Additional Fuel Locker

For those with the wheel steering... some have decided to add an ice chest over the fuel locker.  The primary purpose to gain seating height behind the wheel to allow better visibility forward.  One owner did so also to get the ice chest out of the cabin and use that space for shelves placing a curtain across the front.  Their idea solved my dilemma of added fuel locker space for the upcoming Bahamas cruise.

We didn't get to go to the Bahamas, but we did do a twenty four day Great Lakes cruise and the additional fuel locker worked well.  The only shortcoming was that it could have benefited from a cushion.  Snaps have been added to the locker for existing fuel locker cushion.  The height is slightly high for feet to rest on cockpit sole, but propping them on the corners of the settees works great.  The height is really good for resting the cheeks against while standing at the helm.  I couldn't be more happier about the forward visibility from perched on top of the locker... a great improvement as is that of the feel of the wheel.  Rather than reaching up to the upper curvature, it is at a much more ergonomic location.

Possibly considered would be a foot rest that hangs on the front edge of the fuel locker placing the feet about 8" inches above the cockpit sole, perhaps something that folds out... have to give it some thought... there is always another boat project.


Using the old Coleman cooler that came with the boat (doesn't hold ice well), a hold down system that was a little more robust than bungee (though I love bungee) was needed.  After some sketching, a hardwood retainer was decided upon with half circles on the two ends that would lock onto the stern railing.  My first thoughts were to use two strips to secure the locker and hence why I designed the rotating lock.  To make this lock, the filler piece would be cut on the center line to the railing and the outer (aft) piece set up to rotate on a single screw allowing easy locking and unlocking.  To keep the locking piece from rotating except when wanted to secure or unsecure the cooler,  a bungee was used (told you I loved bungee). 

The filler piece is made of oak and secured through the cooler back with four long screws thru 1/8 inch aluminum backer plates. 

Inside the cooler, there is just enough space for a three gal Honda fuel tank, a two gallon spare fuel can from Lowes Home Center and a Coleman fuel cannister as the locker will also be used for the propane locker.  Venting is done by using PVC pipe fittings.

The height is 28 inches, so two inches less than a bar stool. 

As I said, the first sketches provided for two retainer pieces but the swim ladder lock eliminates one above it which meant that the upper one would be no higher than the middle of the ice chest so I decided to try one.  The cooler locked well in position but was free to move up some and then if it rotated, it would be free.  This discovery changed my plans and the swivel lock was abandoned in the stead of simply twisting the ice chest to mount.  All that was left, was to hold it all down with a bungee.  I did so in a way that the bungee was integral to the oak retainer as I didn't want to hunt a bungee when securing the locker or deep six one.

My cooler had to be shifted a little to port to clear the motor when raised.  Using the hardwood retainer, it can be positioned off center to the stern rails without problem. 

Note: the screws seen in the edge aren't necessary to the final design (I made the original swivel piece fixed).  It should also be noted that the cooler lid hinges forward, necessary to avoid 2.5 inches of forward set to the cooler for the lid to clear the rails when opening if hinges are aft.


Construction is from an oak 1x 2.75 so a piece of oak flooring works fine.  Start with a piece a few inches longer than the distance between the stern rails so that the 1 inch holes can be drilled using a spade bit.  Take the length measurements carefully for the hole centers and remember to allow enough clearance for the swim ladder lock to rotate.

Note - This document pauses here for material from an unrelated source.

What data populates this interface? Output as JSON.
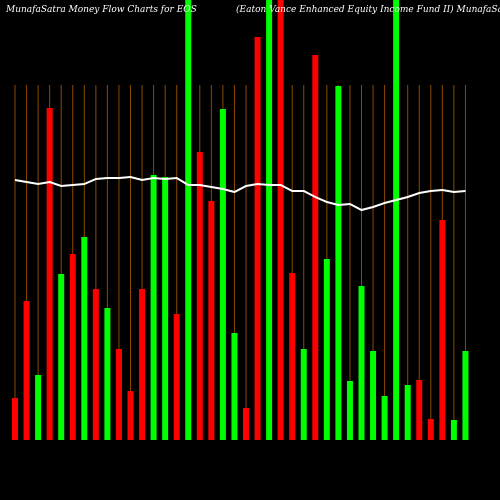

Drill and then cut the length so that only one half of each hole remains. It may be necessary to saw a few degrees angle on the edge that fits to the ice chest to deal with its sloped sides.  Drill holes for bungee to route and for pegs to anchor the bungee.  Fit to the ice chest and secure with screws from the inside.  I used two 1/8" aluminum backer plates each holding two screws as the inside skin is quite thin.